Развлечения Религиозные процессии, духовой оркестр, опера, классический балет. Никакого кино, радио или телевидения.

Попытайся я записать имена всех поэтов и прозаиков, которым я благодарен за их книги, ибо знаю, что без них моя жизнь была бы беднее, — перечень растянулся бы на много страниц. Когда же я пытаюсь вспомнить всех критиков, к которым я испытываю благодарность, то насчитываю тридцать четыре имени. Из них двенадцать немцев и только два француза. Не означает ли это, что я пристрастен? Несомненно.

Причина того, что хорошие литературные критики встречаются реже, чем хорошие поэты или прозаики, кроется в природе человеческого эгоизма.
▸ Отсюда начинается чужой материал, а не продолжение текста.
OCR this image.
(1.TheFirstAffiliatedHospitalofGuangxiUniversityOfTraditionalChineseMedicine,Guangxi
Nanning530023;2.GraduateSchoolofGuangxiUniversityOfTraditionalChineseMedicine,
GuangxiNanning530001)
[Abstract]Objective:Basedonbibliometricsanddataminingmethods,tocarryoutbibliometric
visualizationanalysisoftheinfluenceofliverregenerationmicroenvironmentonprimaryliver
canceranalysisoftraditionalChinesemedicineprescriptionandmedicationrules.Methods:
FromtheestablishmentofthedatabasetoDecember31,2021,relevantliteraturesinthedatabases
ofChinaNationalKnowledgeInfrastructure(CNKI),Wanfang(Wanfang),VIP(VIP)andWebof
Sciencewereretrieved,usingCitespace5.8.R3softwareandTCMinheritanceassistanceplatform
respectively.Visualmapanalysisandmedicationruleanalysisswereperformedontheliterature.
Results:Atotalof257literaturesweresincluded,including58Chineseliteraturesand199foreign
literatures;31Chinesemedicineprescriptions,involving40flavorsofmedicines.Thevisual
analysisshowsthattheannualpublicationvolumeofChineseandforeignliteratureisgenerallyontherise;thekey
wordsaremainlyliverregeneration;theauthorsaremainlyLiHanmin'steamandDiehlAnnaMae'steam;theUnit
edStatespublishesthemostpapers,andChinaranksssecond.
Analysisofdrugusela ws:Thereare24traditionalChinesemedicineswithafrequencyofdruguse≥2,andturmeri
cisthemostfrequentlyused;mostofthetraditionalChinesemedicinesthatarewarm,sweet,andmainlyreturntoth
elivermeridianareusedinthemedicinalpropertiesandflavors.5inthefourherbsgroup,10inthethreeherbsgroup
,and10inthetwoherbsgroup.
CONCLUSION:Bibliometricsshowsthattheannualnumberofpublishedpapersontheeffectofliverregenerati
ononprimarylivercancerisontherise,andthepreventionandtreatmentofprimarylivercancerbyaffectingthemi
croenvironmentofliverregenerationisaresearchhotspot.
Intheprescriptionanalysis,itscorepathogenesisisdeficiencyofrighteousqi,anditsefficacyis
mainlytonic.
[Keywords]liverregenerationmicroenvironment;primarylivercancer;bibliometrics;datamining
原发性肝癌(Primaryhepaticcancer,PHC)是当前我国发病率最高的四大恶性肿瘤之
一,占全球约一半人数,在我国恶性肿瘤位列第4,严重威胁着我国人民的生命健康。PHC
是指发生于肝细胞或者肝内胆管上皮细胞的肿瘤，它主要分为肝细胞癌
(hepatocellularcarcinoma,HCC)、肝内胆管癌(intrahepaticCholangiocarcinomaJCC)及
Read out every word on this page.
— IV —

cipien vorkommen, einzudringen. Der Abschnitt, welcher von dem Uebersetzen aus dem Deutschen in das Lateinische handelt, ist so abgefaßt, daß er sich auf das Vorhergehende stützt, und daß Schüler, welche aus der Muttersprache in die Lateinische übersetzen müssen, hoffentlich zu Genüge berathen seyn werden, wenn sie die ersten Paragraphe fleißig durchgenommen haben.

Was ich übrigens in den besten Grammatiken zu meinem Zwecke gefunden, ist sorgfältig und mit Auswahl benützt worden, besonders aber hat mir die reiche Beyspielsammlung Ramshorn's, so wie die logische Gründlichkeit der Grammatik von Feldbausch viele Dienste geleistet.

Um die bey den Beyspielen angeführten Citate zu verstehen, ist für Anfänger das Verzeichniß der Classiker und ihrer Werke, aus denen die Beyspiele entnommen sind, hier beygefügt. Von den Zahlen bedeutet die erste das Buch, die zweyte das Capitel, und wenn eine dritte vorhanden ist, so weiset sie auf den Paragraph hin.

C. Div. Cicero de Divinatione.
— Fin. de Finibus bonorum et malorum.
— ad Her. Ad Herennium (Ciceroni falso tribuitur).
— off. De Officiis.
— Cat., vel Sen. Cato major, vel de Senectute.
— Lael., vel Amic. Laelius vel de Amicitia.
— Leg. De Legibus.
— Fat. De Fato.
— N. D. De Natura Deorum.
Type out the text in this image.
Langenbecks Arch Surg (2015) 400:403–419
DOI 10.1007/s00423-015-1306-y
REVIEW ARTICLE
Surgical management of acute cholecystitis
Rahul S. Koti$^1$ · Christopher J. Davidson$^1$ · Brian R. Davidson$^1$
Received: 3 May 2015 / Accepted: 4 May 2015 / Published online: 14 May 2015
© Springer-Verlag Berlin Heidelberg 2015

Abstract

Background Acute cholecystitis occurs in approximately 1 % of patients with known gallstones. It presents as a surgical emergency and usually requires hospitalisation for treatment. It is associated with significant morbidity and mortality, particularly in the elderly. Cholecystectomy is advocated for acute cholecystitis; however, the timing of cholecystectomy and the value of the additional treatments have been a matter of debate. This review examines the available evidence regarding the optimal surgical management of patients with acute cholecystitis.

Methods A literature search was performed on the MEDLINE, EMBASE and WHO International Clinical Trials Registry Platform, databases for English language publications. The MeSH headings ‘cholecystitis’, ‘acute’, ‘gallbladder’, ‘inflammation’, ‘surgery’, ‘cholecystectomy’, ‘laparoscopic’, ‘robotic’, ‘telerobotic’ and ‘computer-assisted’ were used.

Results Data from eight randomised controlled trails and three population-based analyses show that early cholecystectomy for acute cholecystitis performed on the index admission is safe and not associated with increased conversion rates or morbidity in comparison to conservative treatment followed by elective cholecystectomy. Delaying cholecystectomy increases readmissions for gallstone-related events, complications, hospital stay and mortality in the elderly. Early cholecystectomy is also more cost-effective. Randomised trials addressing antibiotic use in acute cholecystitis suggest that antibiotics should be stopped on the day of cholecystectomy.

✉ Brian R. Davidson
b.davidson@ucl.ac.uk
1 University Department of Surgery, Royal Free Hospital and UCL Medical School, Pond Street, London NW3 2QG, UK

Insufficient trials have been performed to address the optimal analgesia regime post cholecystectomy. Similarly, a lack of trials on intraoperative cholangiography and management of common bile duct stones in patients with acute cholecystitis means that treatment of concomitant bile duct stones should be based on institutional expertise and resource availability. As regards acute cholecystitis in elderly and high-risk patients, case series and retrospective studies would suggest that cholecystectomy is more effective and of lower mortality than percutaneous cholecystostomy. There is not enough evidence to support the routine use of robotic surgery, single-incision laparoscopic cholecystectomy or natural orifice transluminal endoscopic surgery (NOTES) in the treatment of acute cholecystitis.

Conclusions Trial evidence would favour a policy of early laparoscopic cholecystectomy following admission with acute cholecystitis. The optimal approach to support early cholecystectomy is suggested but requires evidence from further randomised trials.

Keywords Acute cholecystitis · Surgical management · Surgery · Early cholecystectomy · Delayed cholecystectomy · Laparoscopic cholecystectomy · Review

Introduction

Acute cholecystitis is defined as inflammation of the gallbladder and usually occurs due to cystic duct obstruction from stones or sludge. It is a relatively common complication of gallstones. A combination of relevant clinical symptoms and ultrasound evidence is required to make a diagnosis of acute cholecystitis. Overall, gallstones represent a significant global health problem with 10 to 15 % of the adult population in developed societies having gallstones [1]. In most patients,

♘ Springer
Поэту или прозаику приходится учиться быть скромным перед лицом предмета изображения, который есть сама жизнь. Предмет же изображения критика, перед лицом которого ему приходится учиться быть скромным, — это не жизнь, а авторы, то бишь, человеческие особи, поэтому такой скромности добиться гораздо сложнее. Гораздо проще сказать: «Жизнь много сложнее, чем все, что я мог бы о ней написать», чем сказать: «Книга мистера А. важнее, чем все, что я мог бы о ней написать».